The loss of state funding prompted the Harold Alfond Foundation to notify Good Will-Hinckley that it was reconsidering providing millions of dollars in grant funding that was contingent on Good Will-Hinckley meeting performance benchmarks, including funding and expansion of the school’s residential program. In response to the controversy, the foundation hired a financial auditor to revisit Good Will-Hinckley’s budget and financial forecasts. That audit has been canceled now that the state has re-committed the funding to the organization.
However, the state and Good Will-Hinckley have signed an agreement under which the school will develop and implement a plan to wean itself from state funding within two years. The line of funding — which is the only one of its kind among Maine’s charter schools — was created with LePage-led legislation and funding from 2011.
Some member of the Government Oversight Committee on Tuesday questioned whether the committee should exercise its subpoena power to seek testimony from members of the LePage administration who have so far declined to talk with OPEGA investigators because of Eves’ lawsuit.
“We’d really like to hear from those people,” said Rep. Anne-Marie Mastraccio, D-Sanford. “It seems to me that there are questions for people who were at some of these meetings [mentioned in the report].”
House Republican leaders interpreted the report as being positive for LePage.
“It appears that no new substantial information has been discovered,” said House Minority Leader Ken Fredette of Newport in a prepared statement. “It is important to maintain the integrity of the process going forward while being careful to respect the inherent role of the Legislature and the constitutional role of the governor. … We must all be careful not to rush to judgment on this issue.”

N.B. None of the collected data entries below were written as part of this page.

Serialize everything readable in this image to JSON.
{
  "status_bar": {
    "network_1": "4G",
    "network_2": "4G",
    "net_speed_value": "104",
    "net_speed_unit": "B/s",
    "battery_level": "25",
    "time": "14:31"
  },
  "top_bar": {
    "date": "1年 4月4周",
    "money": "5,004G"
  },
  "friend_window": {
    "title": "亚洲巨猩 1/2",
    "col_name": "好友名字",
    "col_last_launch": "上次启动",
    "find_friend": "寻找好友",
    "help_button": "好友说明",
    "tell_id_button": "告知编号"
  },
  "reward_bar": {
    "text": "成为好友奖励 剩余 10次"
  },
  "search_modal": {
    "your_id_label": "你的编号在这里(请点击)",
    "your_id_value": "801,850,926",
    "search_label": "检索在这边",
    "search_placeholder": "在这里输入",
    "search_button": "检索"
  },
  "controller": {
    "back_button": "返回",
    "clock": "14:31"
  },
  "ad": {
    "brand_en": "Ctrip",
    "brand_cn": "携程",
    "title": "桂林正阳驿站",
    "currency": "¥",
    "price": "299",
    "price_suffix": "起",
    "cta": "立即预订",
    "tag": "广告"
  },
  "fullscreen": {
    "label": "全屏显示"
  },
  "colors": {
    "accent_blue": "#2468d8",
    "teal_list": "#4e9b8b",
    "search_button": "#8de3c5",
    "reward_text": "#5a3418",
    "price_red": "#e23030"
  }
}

Assistant House Republican Leader Ellie Espling of New Gloucester said she hopes “we can soon put this issue behind us.”
But Democrats said the report was damaging to LePage and confirmed what the media has been reporting since June.
“The report clearly shows that [LePage] is willing to damage Good Will-Hinckley to exact his personal revenge,” said House Majority Leader Jeff McCabe of Skowhegan. “If we allow this, is any public servant — and Maine person — safe from this kind of abuse of power?”
Correction: A previous version of this story incorrectly stated the Harold Alfond Foundation threatened to withhold grant funding as a result of Good Will-Hinckley's possible loss of state funding. The Alfond Foundation hired an analyst to re-examine whether the organization could still meet benchmarks necessary to preserve the grant funding.